The 2024 federal budget includes a $5 million contribution to Yellowknife’s Dechinta Centre for Research and Learning.

Kelsey Wrightson, the school’s executive director, said she and her team were thrilled to learn about the new funding when it was announced on Tuesday, April 16.

“We’re feeling really excited,” she said. “I was sitting at my desk on Tuesday waiting for the budget announcement, and then when we got the news, I felt not only a huge amount of relief, but also the responsibility of being able to make sure that we’re continuing to deliver the programming that we know communities need, and that we know students are asking for.”

Dechinta is an Indigenous, land-based initiative that provides accredited post-secondary education and research experiences in the North.

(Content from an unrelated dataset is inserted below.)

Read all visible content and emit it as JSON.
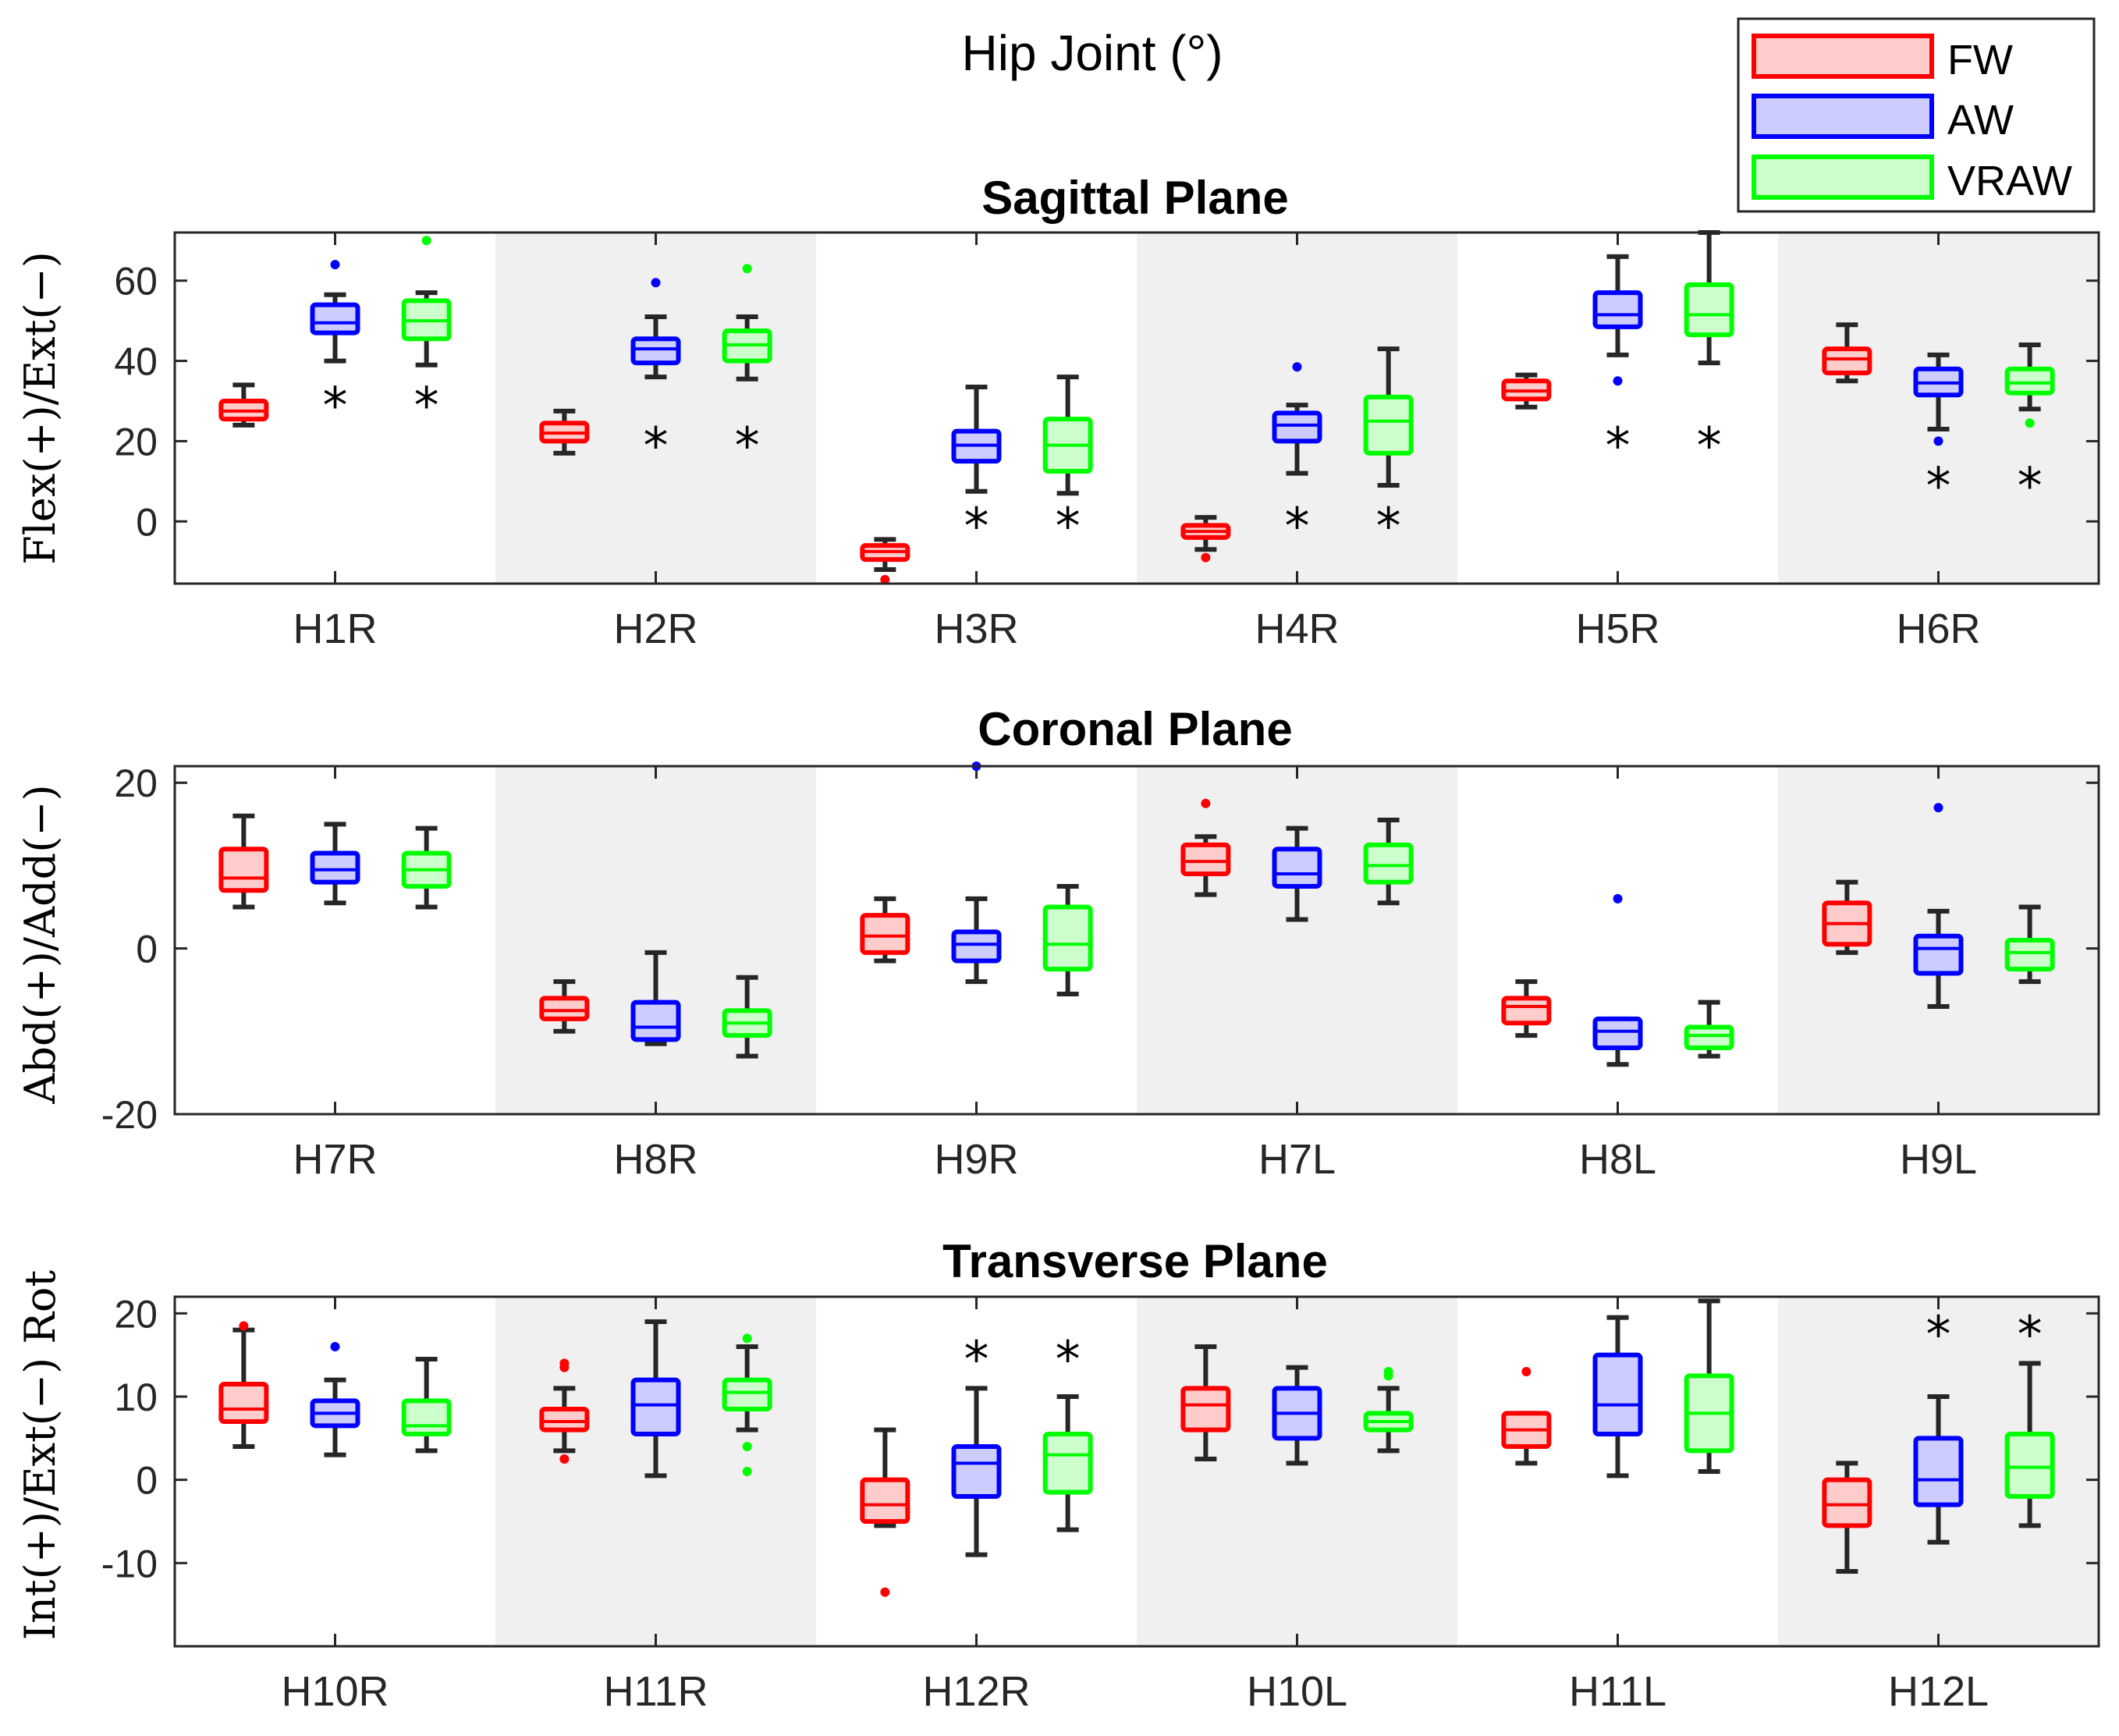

The school previously received federal funding through the Department of Northern Affairs’ Arctic and Northern Policy Framework, but the five-year term of that agreement expired on March 31, which made the newly-announced financial support extremely important.

“We were really waiting to hear if that funding commitment was going to be renewed or extended,” said Wrightson. “We had been working really hard over the last few years to advocate and demonstrate the importance of Indigenous-led, land-based education. We knew that we had support from Minister Dan Vandal, we knew that we had support from MP Michael McLeod, and we were just hoping that that would be recognized within the budget.

“I was really, really excited to see that our work had paid off.”

Wrightson hopes the money will help develop more university-accredited courses, accommodate more of the ever-increasing number of applicants the school receives and expand its programming into additional communities.

“We’re really excited to be able to fulfill some of those commitments,” she said.

The funding will also allow Wrightson and her team to plan further into the future.

“We’ve got a busy next six months ahead,” she said. “This funding commitment means that we actually can take a breath and start planning for what the next two years is going to look like.”

When asked where she hopes Dechinta will be in two years, Wrightson said she’s “really hopeful that two years from now we will be planning for the next 10 years.”

That will not only require funding, she explained, but “trust.”

“It takes time to build strong relationships with community members,” she said. “The impact that we’re seeing from Dechinta programming is not just on the students who are participating, it’s on whole communities where we’re seeing Elders learning again about the joys of teaching, and we’re seeing families change and transform their relationship to education and what it means to go to school.

“It’s going to take many, many years to really transform people’s educational experiences, and we have demonstrated that the best way to do that is to let communities lead, let Elders and the land lead, and really showcase the brilliance of Northern Indigenous communities and Northern knowledge.”

Enrollment for Dechinta’s summer 2024 programming has gone “really well,” according to Wrightson, with 29 students set to participate in accredited courses. She said the school has “once again” received far more applicants for its hide camps than it could possibly accommodate.

The executive director and her staff will head into their busy summer with renewed confidence in their work, thanks in part to the federal government’s support.

“It’s an indication that the government has heard us and is telling us that the work we’re doing is valued, and valuable and important,” she said. “The more that we all hear that, the more confident we feel and the better we are able to do this work.”